Теперь я должна рассказать об одном человеке. Его зовут Григорий Каминский, он гимназист предпоследнего класса. Родители Гриши живут где-то в Польше, а он до окончания гимназии остался в Минске и сейчас живёт у своего дяди-сапожника. Их маленький дом почти напротив нашей квартиры. Представь себе! И по утрам я вижу, как он стремительно выходит из калитки, высокий, мужественный, обворожительный. Нет, нет, Маша, не подумай ничего такого! Мы – друзья. И товарищи по борьбе. Не скрою, Гриша мне нравится, но сейчас не время для всяких чувств, когда в России надвигается революционная буря. Как говорит наш Максим Горький? «Буря, скоро грянет буря!» Ох, скорей бы она грянула!

Так вот, сестричка, Григорий Каминский руководитель нашего литературного кружка, он и предложил его создать. И вчера вечером я была у него дома – он меня пригласил, и мы обсуждали первое занятие. Решили, оно будет посвящено разбору пьесы Островского «Гроза», и вступительный доклад сделает друг Гриши, Лёва Марголин, они учатся в одном классе. Сначала я не соглашалась: зачем «Гроза»? Ведь драматургию Островского мы изучаем в гимназии. К тому же у нас блестящий учитель словесности и истории, Нил Александрович Яблонский. Что мне о нём говорить? Ты ведь тоже у него училась. Но Григорий возразил: пьеса «Гроза» даёт возможность поговорить вообще о положении женщины в России, не только во времена Островского, но и сейчас. И доклад Лёвы Марголина называется «Женский мир в «Грозе» Островского».
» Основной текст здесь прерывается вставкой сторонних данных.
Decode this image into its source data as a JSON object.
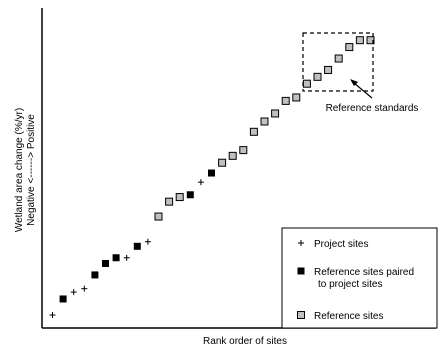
{
  "chart_data": {
    "type": "scatter",
    "title": "",
    "xlabel": "Rank order of sites",
    "ylabel_line1": "Wetland area change (%/yr)",
    "ylabel_line2": "Negative <------> Positive",
    "grid": false,
    "legend_position": "bottom-right",
    "series": [
      {
        "name": "Project sites",
        "marker": "plus",
        "x": [
          1,
          3,
          4,
          8,
          10,
          15
        ],
        "y": [
          1.0,
          3.0,
          3.3,
          6.0,
          7.4,
          12.6
        ]
      },
      {
        "name": "Reference sites paired to project sites",
        "marker": "filled-square",
        "x": [
          2,
          5,
          6,
          7,
          9,
          14,
          16
        ],
        "y": [
          2.4,
          4.5,
          5.5,
          6.0,
          7.0,
          11.5,
          13.4
        ]
      },
      {
        "name": "Reference sites",
        "marker": "open-square",
        "x": [
          11,
          12,
          13,
          17,
          18,
          19,
          20,
          21,
          22,
          23,
          24,
          25,
          26,
          27,
          28,
          29,
          30,
          31
        ],
        "y": [
          9.6,
          10.9,
          11.3,
          14.3,
          14.9,
          15.4,
          17.0,
          17.9,
          18.6,
          19.7,
          20.0,
          21.2,
          21.8,
          22.4,
          23.4,
          24.4,
          25.0,
          25.0
        ]
      }
    ],
    "annotation": {
      "text": "Reference standards",
      "box_from_x": 26,
      "box_to_x": 31
    }
  }
}
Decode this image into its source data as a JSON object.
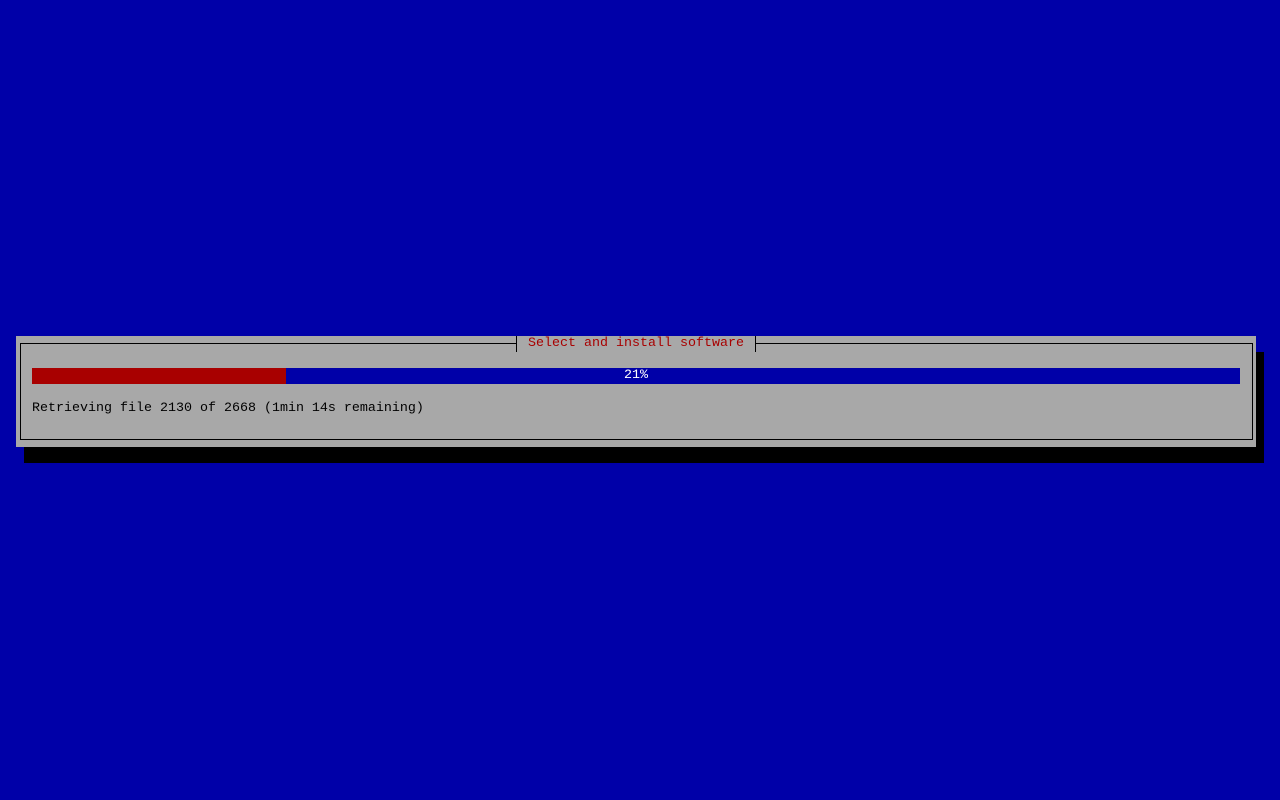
{
  "dialog": {
    "title": "Select and install software",
    "progress": {
      "percent": 21,
      "label": "21%"
    },
    "status": "Retrieving file 2130 of 2668 (1min 14s remaining)"
  },
  "colors": {
    "background": "#0000a8",
    "dialog": "#a8a8a8",
    "progress_fill": "#a80000",
    "title": "#a80000"
  }
}
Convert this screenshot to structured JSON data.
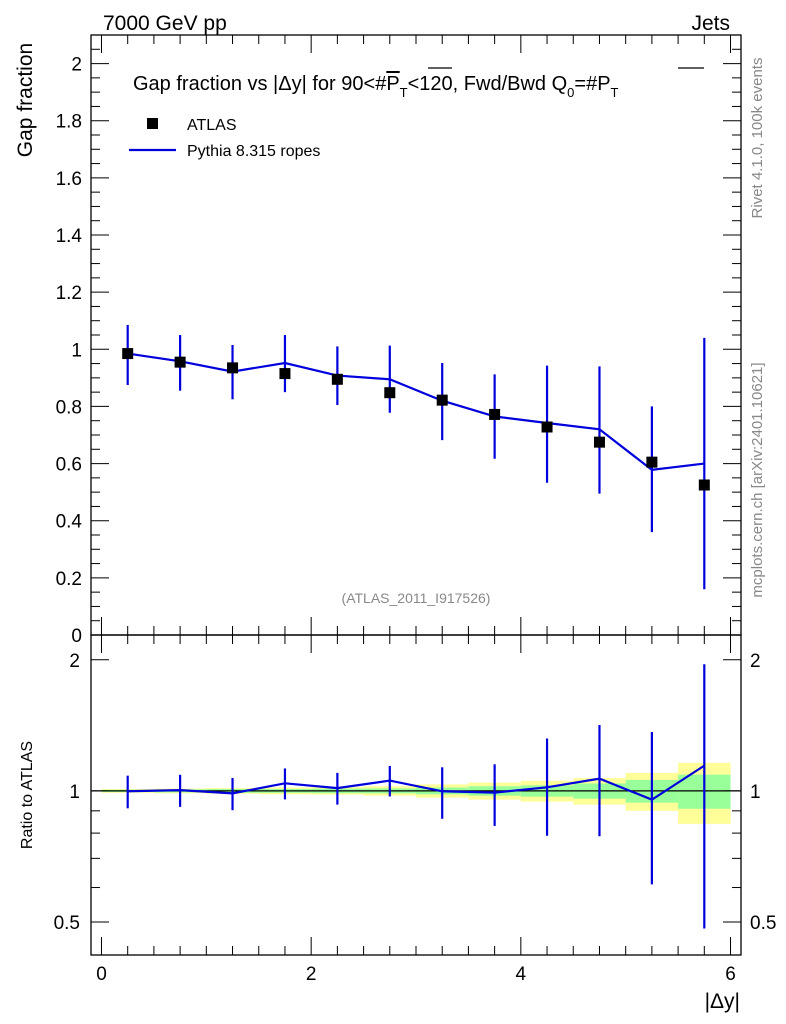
{
  "header": {
    "left": "7000 GeV pp",
    "right": "Jets"
  },
  "side": {
    "rivet": "Rivet 4.1.0,  100k events",
    "mcplots": "mcplots.cern.ch [arXiv:2401.10621]"
  },
  "title": {
    "part1": "Gap fraction vs |",
    "delta": "Δ",
    "part2": "y| for 90<#",
    "pt1": "P",
    "pt1_sub": "T",
    "part3": "<120, Fwd/Bwd Q",
    "q_sub": "0",
    "part4": "=#",
    "pt2": "P",
    "pt2_sub": "T"
  },
  "legend": {
    "data_label": "ATLAS",
    "mc_label": "Pythia 8.315 ropes"
  },
  "watermark": "(ATLAS_2011_I917526)",
  "colors": {
    "mc": "#0000dd",
    "data": "#000000",
    "band_inner": "#99ff99",
    "band_outer": "#ffff99"
  },
  "chart_data": [
    {
      "type": "scatter",
      "panel": "main",
      "ylabel": "Gap fraction",
      "xlim": [
        -0.1,
        6.1
      ],
      "ylim": [
        0,
        2.1
      ],
      "yticks": [
        "0",
        "0.2",
        "0.4",
        "0.6",
        "0.8",
        "1",
        "1.2",
        "1.4",
        "1.6",
        "1.8",
        "2"
      ],
      "x": [
        0.25,
        0.75,
        1.25,
        1.75,
        2.25,
        2.75,
        3.25,
        3.75,
        4.25,
        4.75,
        5.25,
        5.75
      ],
      "series": [
        {
          "name": "ATLAS",
          "values": [
            0.985,
            0.955,
            0.935,
            0.915,
            0.895,
            0.848,
            0.822,
            0.772,
            0.728,
            0.675,
            0.605,
            0.525
          ],
          "err_lo": [
            0.11,
            0.1,
            0.11,
            0.065,
            0.09,
            0.07,
            0.14,
            0.155,
            0.195,
            0.18,
            0.245,
            0.365
          ],
          "err_hi": [
            0.1,
            0.095,
            0.08,
            0.135,
            0.115,
            0.165,
            0.13,
            0.14,
            0.215,
            0.265,
            0.195,
            0.515
          ]
        },
        {
          "name": "Pythia 8.315 ropes",
          "values": [
            0.985,
            0.958,
            0.922,
            0.952,
            0.908,
            0.895,
            0.82,
            0.765,
            0.742,
            0.72,
            0.578,
            0.6
          ]
        }
      ]
    },
    {
      "type": "line",
      "panel": "ratio",
      "ylabel": "Ratio to ATLAS",
      "xlabel": "|Δy|",
      "xlim": [
        -0.1,
        6.1
      ],
      "ylim": [
        0.42,
        2.28
      ],
      "yscale": "log",
      "yticks": [
        "0.5",
        "1",
        "2"
      ],
      "xticks": [
        "0",
        "2",
        "4",
        "6"
      ],
      "x": [
        0.25,
        0.75,
        1.25,
        1.75,
        2.25,
        2.75,
        3.25,
        3.75,
        4.25,
        4.75,
        5.25,
        5.75
      ],
      "series": [
        {
          "name": "Pythia 8.315 ropes / ATLAS",
          "values": [
            0.998,
            1.004,
            0.987,
            1.041,
            1.015,
            1.056,
            0.998,
            0.991,
            1.019,
            1.067,
            0.955,
            1.143
          ],
          "err_lo": [
            0.086,
            0.085,
            0.084,
            0.085,
            0.085,
            0.085,
            0.135,
            0.16,
            0.23,
            0.28,
            0.345,
            0.66
          ],
          "err_hi": [
            0.086,
            0.085,
            0.084,
            0.085,
            0.085,
            0.085,
            0.135,
            0.16,
            0.3,
            0.35,
            0.41,
            0.81
          ]
        }
      ],
      "band_inner": [
        0.006,
        0.008,
        0.01,
        0.01,
        0.012,
        0.013,
        0.018,
        0.025,
        0.03,
        0.04,
        0.06,
        0.09
      ],
      "band_outer": [
        0.01,
        0.012,
        0.015,
        0.018,
        0.02,
        0.025,
        0.035,
        0.045,
        0.055,
        0.07,
        0.1,
        0.16
      ]
    }
  ]
}
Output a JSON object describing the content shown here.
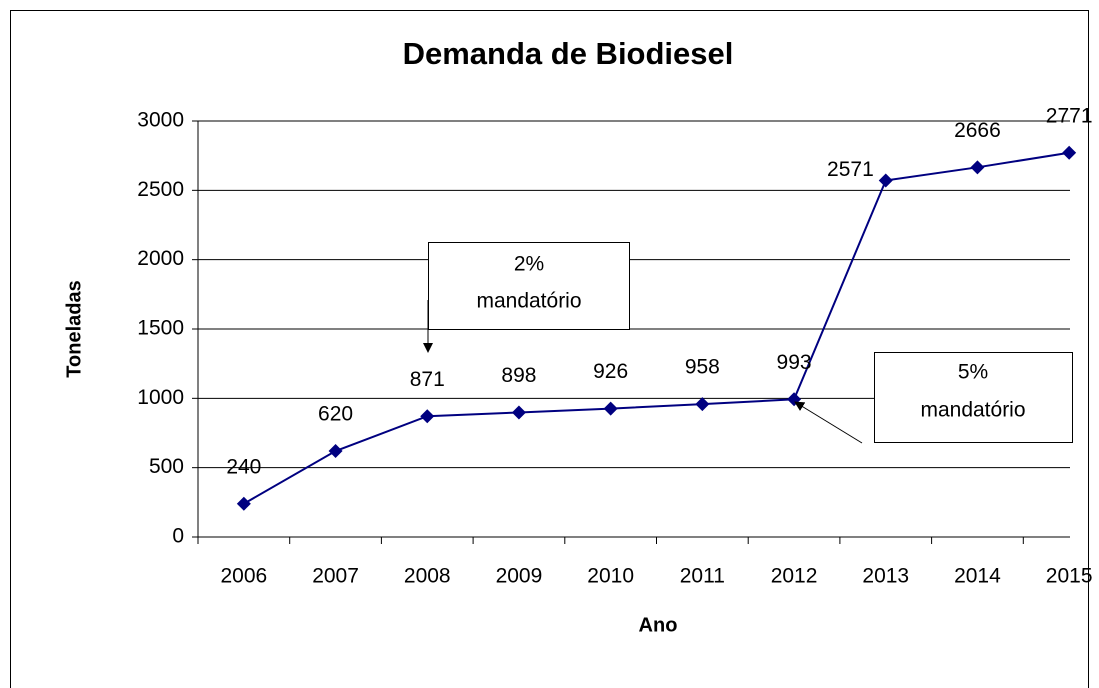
{
  "chart_data": {
    "type": "line",
    "title": "Demanda de Biodiesel",
    "x_label": "Ano",
    "y_label": "Toneladas",
    "categories": [
      "2006",
      "2007",
      "2008",
      "2009",
      "2010",
      "2011",
      "2012",
      "2013",
      "2014",
      "2015"
    ],
    "series": [
      {
        "name": "Demanda",
        "color": "#000080",
        "values": [
          240,
          620,
          871,
          898,
          926,
          958,
          993,
          2571,
          2666,
          2771
        ]
      }
    ],
    "ylim": [
      0,
      3000
    ],
    "yticks": [
      0,
      500,
      1000,
      1500,
      2000,
      2500,
      3000
    ],
    "grid": true,
    "annotations": [
      {
        "lines": [
          "2%",
          "mandatório"
        ]
      },
      {
        "lines": [
          "5%",
          "mandatório"
        ]
      }
    ]
  }
}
Но я тебе хотела рассказать о своём визите к Григорию. Прихожу в назначенный час. На мой стук в дверь выбежала целая ватага ребятишек, шумная, горластая, потащили в мастерскую: «Мы знаем, – кричат, – тебя ждут!» Вхожу, маленькая комнатка, у печи на табурете сидит Гришин дядя. Очень у него смешные усы, как у Тараса Бульбы. Вбивает гвозди в каблук сапога, ловко у него получается. Только тут я заметила, что у дяди Гриши – его зовут Алексей Александрович – вместо левой ноги деревянная культяпка. Я невольно уставилась на неё. И тут же ужасно неловко стало. На помощь пришёл Гриша, он был тоже в комнате, поднялся мне навстречу, я увидела, что у него в руках толстая книга. Мы все трое поздоровались, Гриша одобряюще улыбнулся мне, сказал: «Вот, пока тебя ждал, читал дяде Ибсена». И мы заговорили о произведениях этого писателя. Оказалось, что Ибсен любимый автор Гриши, а доктор Штокман его любимый герой. Гриша сказал: «В литературе меня привлекают сильные, волевые характеры. Я у них учусь жить и бороться». И ещё он сказал об Ибсене: «Он пишет просто, ясно. А где простота, там и красота».